The College of Creative Studies plans to launch an undergraduate major in marine science

Undergraduates in UC Santa Barbara’s College of Creative Studies (CCS) will soon have a new opportunity to dive into the field of ocean science. CCS is adding a marine science major to the eight programs it currently offers, with a tentative launch date of fall 2020.

“When you look at the location of our campus, and the expertise of our faculty and our graduate students, it just makes sense that UC Santa Barbara should have a top undergraduate marine science program,” said Professor David Valentine, of the campus’s Marine Science Institute, who has spearheaded the initiative.

CCS’s programs feature accelerated introductory courses and place a focus on generating new knowledge in the form of research, scholarship, music composition, literature and artwork. Additionally, CCS students are guided by a faculty advisor throughout their undergraduate career, and often acquire another, de facto advisor once they join a lab, group or studio.

These hallmarks of CCS, along with an interdisciplinary focus, will distinguish its marine science major from similar majors offered by the College of Letters and Science. What’s more, the program will enable students to explore the breadth of marine science while encouraging them to develop expertise in one of the field’s many subdisciplines, such as marine geology, ocean chemistry, marine biology or physical oceanography.

“This campus has tremendous breadth and expertise in marine science,” said Valentine, “including the Marine Science Institute, dozens of marine faculty across numerous departments and a highly successful marine science graduate program. One of our goals in developing the undergraduate major is to provide motivated undergraduate students access to this expertise, while also providing the campus a pool of motivated undergraduate researchers.”

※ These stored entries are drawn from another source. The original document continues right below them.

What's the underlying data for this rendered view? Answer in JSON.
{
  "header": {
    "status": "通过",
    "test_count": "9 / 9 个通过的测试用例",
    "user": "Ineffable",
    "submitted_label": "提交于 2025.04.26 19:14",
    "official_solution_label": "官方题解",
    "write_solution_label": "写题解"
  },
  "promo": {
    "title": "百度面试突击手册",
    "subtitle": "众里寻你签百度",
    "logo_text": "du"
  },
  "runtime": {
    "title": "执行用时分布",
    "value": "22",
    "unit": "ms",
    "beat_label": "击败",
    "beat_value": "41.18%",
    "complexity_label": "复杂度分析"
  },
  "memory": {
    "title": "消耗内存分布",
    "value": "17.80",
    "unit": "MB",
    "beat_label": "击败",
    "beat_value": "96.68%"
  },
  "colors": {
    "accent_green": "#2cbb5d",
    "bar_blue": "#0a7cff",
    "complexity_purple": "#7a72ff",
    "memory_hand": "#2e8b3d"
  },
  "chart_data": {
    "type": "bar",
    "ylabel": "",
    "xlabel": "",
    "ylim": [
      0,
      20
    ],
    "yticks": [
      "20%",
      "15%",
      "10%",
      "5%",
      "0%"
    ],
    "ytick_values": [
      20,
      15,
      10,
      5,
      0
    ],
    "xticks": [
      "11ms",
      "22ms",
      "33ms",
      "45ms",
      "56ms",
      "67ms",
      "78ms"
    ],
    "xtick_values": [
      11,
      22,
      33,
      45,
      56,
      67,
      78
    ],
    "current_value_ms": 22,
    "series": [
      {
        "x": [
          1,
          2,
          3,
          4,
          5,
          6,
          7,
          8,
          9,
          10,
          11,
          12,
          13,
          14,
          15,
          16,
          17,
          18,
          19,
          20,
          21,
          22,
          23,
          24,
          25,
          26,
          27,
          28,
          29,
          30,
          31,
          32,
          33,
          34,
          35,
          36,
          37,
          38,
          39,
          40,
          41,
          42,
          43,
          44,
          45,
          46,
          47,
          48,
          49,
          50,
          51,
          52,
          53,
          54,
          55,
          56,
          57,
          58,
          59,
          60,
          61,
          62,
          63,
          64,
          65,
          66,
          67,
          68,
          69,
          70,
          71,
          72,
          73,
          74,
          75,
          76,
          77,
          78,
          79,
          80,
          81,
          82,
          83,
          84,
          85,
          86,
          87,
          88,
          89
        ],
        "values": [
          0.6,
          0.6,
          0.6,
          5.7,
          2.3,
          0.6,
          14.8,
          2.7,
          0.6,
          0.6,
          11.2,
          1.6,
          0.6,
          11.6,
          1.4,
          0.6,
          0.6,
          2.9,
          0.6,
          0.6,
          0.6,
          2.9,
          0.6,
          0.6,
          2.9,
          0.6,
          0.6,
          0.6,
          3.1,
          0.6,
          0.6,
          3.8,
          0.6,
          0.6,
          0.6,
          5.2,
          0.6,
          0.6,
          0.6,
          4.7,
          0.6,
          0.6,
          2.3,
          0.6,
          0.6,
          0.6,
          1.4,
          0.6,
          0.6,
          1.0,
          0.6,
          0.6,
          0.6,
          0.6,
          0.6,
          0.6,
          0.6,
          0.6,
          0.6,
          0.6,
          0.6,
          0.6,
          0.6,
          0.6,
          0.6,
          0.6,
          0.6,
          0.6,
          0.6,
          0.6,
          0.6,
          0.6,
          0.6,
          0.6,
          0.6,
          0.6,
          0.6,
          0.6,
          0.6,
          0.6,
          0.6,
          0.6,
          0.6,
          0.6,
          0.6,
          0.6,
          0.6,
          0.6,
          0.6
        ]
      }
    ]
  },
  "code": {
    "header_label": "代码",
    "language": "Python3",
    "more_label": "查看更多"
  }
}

With existing programs in art, biology, chemistry & biochemistry, computing, math, music composition, physics and writing & literature, the College of Creative Studies bills itself as a graduate school for undergraduates. “Each of the majors seeks to attract students who arrive at campus with a clear focus and drive to pursue the subject material,” explained Bruce Tiffney, the college’s interim dean and a professor of earth science.

A research requirement will drive the new program’s depth component in one sense, said Tiffney, because a student will need a series of specialized courses to reach the boundaries of knowledge and then push them forward into new territory. Also, because the major will culminate in a bachelor of arts degree — rather than a bachelor of science — the faculty will have more freedom to tailor the major to the interests of each student, particularly in the junior and senior years, he added.

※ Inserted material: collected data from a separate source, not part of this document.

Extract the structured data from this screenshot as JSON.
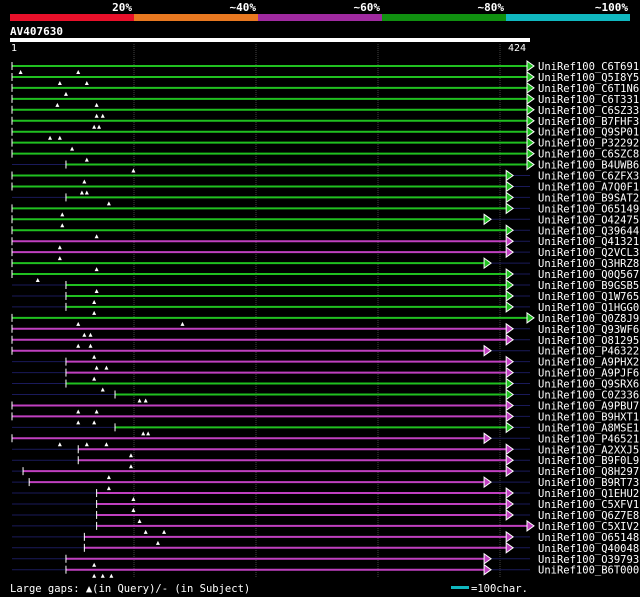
{
  "title": "AV407630",
  "query_length_start": "1",
  "query_length_end": "424",
  "scale": {
    "labels": [
      "20%",
      "~40%",
      "~60%",
      "~80%",
      "~100%"
    ],
    "colors": [
      "#e8102a",
      "#e87820",
      "#a02aa0",
      "#109010",
      "#10b8c0"
    ]
  },
  "colors": {
    "green": "#20c020",
    "magenta": "#c040c0",
    "grid": "#444444",
    "background": "#000000"
  },
  "legend": {
    "text": "Large gaps: ▲(in Query)/- (in Subject)",
    "scale_text": "=100char."
  },
  "chart_data": {
    "type": "alignment",
    "query_length": 424,
    "hits": [
      {
        "name": "UniRef100_C6T691",
        "start": 1,
        "end": 436,
        "color": "green",
        "gaps": [
          55,
          8
        ]
      },
      {
        "name": "UniRef100_Q5I8Y5",
        "start": 1,
        "end": 436,
        "color": "green",
        "gaps": [
          40,
          62
        ]
      },
      {
        "name": "UniRef100_C6T1N6",
        "start": 1,
        "end": 436,
        "color": "green",
        "gaps": [
          45
        ]
      },
      {
        "name": "UniRef100_C6T331",
        "start": 1,
        "end": 436,
        "color": "green",
        "gaps": [
          38,
          70
        ]
      },
      {
        "name": "UniRef100_C6SZ33",
        "start": 1,
        "end": 436,
        "color": "green",
        "gaps": [
          70,
          75
        ]
      },
      {
        "name": "UniRef100_B7FHF3",
        "start": 1,
        "end": 436,
        "color": "green",
        "gaps": [
          68,
          72
        ]
      },
      {
        "name": "UniRef100_Q9SP01",
        "start": 1,
        "end": 436,
        "color": "green",
        "gaps": [
          32,
          40
        ]
      },
      {
        "name": "UniRef100_P32292",
        "start": 1,
        "end": 436,
        "color": "green",
        "gaps": [
          50
        ]
      },
      {
        "name": "UniRef100_C6SZC8",
        "start": 1,
        "end": 436,
        "color": "green",
        "gaps": [
          62
        ]
      },
      {
        "name": "UniRef100_B4UWB6",
        "start": 45,
        "end": 436,
        "color": "green",
        "gaps": [
          100
        ]
      },
      {
        "name": "UniRef100_C6ZFX3",
        "start": 1,
        "end": 408,
        "color": "green",
        "gaps": [
          60
        ]
      },
      {
        "name": "UniRef100_A7Q0F1",
        "start": 1,
        "end": 408,
        "color": "green",
        "gaps": [
          58,
          62
        ]
      },
      {
        "name": "UniRef100_B9SAT2",
        "start": 45,
        "end": 408,
        "color": "green",
        "gaps": [
          80
        ]
      },
      {
        "name": "UniRef100_O65149",
        "start": 1,
        "end": 408,
        "color": "green",
        "gaps": [
          42
        ]
      },
      {
        "name": "UniRef100_O42475",
        "start": 1,
        "end": 390,
        "color": "green",
        "gaps": [
          42
        ]
      },
      {
        "name": "UniRef100_Q39644",
        "start": 1,
        "end": 408,
        "color": "green",
        "gaps": [
          70
        ]
      },
      {
        "name": "UniRef100_Q41321",
        "start": 1,
        "end": 408,
        "color": "magenta",
        "gaps": [
          40
        ]
      },
      {
        "name": "UniRef100_Q2VCL3",
        "start": 1,
        "end": 408,
        "color": "magenta",
        "gaps": [
          40
        ]
      },
      {
        "name": "UniRef100_Q3HRZ8",
        "start": 1,
        "end": 390,
        "color": "green",
        "gaps": [
          70
        ]
      },
      {
        "name": "UniRef100_Q0Q567",
        "start": 1,
        "end": 408,
        "color": "green",
        "gaps": [
          22
        ]
      },
      {
        "name": "UniRef100_B9GSB5",
        "start": 45,
        "end": 408,
        "color": "green",
        "gaps": [
          70
        ]
      },
      {
        "name": "UniRef100_Q1W765",
        "start": 45,
        "end": 408,
        "color": "green",
        "gaps": [
          68
        ]
      },
      {
        "name": "UniRef100_Q1HGG0",
        "start": 45,
        "end": 408,
        "color": "green",
        "gaps": [
          68
        ]
      },
      {
        "name": "UniRef100_Q0Z8J9",
        "start": 1,
        "end": 436,
        "color": "green",
        "gaps": [
          55,
          140
        ]
      },
      {
        "name": "UniRef100_Q93WF6",
        "start": 1,
        "end": 408,
        "color": "magenta",
        "gaps": [
          60,
          65
        ]
      },
      {
        "name": "UniRef100_O81295",
        "start": 1,
        "end": 408,
        "color": "magenta",
        "gaps": [
          55,
          65
        ]
      },
      {
        "name": "UniRef100_P46322",
        "start": 1,
        "end": 390,
        "color": "magenta",
        "gaps": [
          68
        ]
      },
      {
        "name": "UniRef100_A9PHX2",
        "start": 45,
        "end": 408,
        "color": "magenta",
        "gaps": [
          70,
          78
        ]
      },
      {
        "name": "UniRef100_A9PJF6",
        "start": 45,
        "end": 408,
        "color": "magenta",
        "gaps": [
          68
        ]
      },
      {
        "name": "UniRef100_Q9SRX6",
        "start": 45,
        "end": 408,
        "color": "green",
        "gaps": [
          75
        ]
      },
      {
        "name": "UniRef100_C0Z336",
        "start": 85,
        "end": 408,
        "color": "green",
        "gaps": [
          105,
          110
        ]
      },
      {
        "name": "UniRef100_A9PBU7",
        "start": 1,
        "end": 408,
        "color": "magenta",
        "gaps": [
          55,
          70
        ]
      },
      {
        "name": "UniRef100_B9HXT1",
        "start": 1,
        "end": 408,
        "color": "magenta",
        "gaps": [
          55,
          68
        ]
      },
      {
        "name": "UniRef100_A8MSE1",
        "start": 85,
        "end": 408,
        "color": "green",
        "gaps": [
          108,
          112
        ]
      },
      {
        "name": "UniRef100_P46521",
        "start": 1,
        "end": 390,
        "color": "magenta",
        "gaps": [
          40,
          62,
          78
        ]
      },
      {
        "name": "UniRef100_A2XXJ5",
        "start": 55,
        "end": 408,
        "color": "magenta",
        "gaps": [
          98
        ]
      },
      {
        "name": "UniRef100_B9F0L9",
        "start": 55,
        "end": 408,
        "color": "magenta",
        "gaps": [
          98
        ]
      },
      {
        "name": "UniRef100_Q8H297",
        "start": 10,
        "end": 408,
        "color": "magenta",
        "gaps": [
          80
        ]
      },
      {
        "name": "UniRef100_B9RT73",
        "start": 15,
        "end": 390,
        "color": "magenta",
        "gaps": [
          80
        ]
      },
      {
        "name": "UniRef100_Q1EHU2",
        "start": 70,
        "end": 408,
        "color": "magenta",
        "gaps": [
          100
        ]
      },
      {
        "name": "UniRef100_C5XFV1",
        "start": 70,
        "end": 408,
        "color": "magenta",
        "gaps": [
          100
        ]
      },
      {
        "name": "UniRef100_Q6Z7E8",
        "start": 70,
        "end": 408,
        "color": "magenta",
        "gaps": [
          105
        ]
      },
      {
        "name": "UniRef100_C5XIV2",
        "start": 70,
        "end": 436,
        "color": "magenta",
        "gaps": [
          110,
          125
        ]
      },
      {
        "name": "UniRef100_O65148",
        "start": 60,
        "end": 408,
        "color": "magenta",
        "gaps": [
          120
        ]
      },
      {
        "name": "UniRef100_Q40048",
        "start": 60,
        "end": 408,
        "color": "magenta",
        "gaps": []
      },
      {
        "name": "UniRef100_O39793",
        "start": 45,
        "end": 390,
        "color": "magenta",
        "gaps": [
          68
        ]
      },
      {
        "name": "UniRef100_B6T000",
        "start": 45,
        "end": 390,
        "color": "magenta",
        "gaps": [
          68,
          75,
          82
        ]
      }
    ]
  }
}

The new major will include around 50 students at any given time, similar to the size of the college’s other programs. In addition to the planned new hires, Valentine and Tiffney said they expect to bring in several faculty members from departments across campus who are not yet affiliated with CCS.

“The faculty in CCS absolutely see the students that we’re recruiting into our majors as junior colleagues,” said Tiffney. “They don’t know as much as we do at the present time, but if we have done our job properly, they are smarter than we are and will take their newfound knowledge and move the field forward.”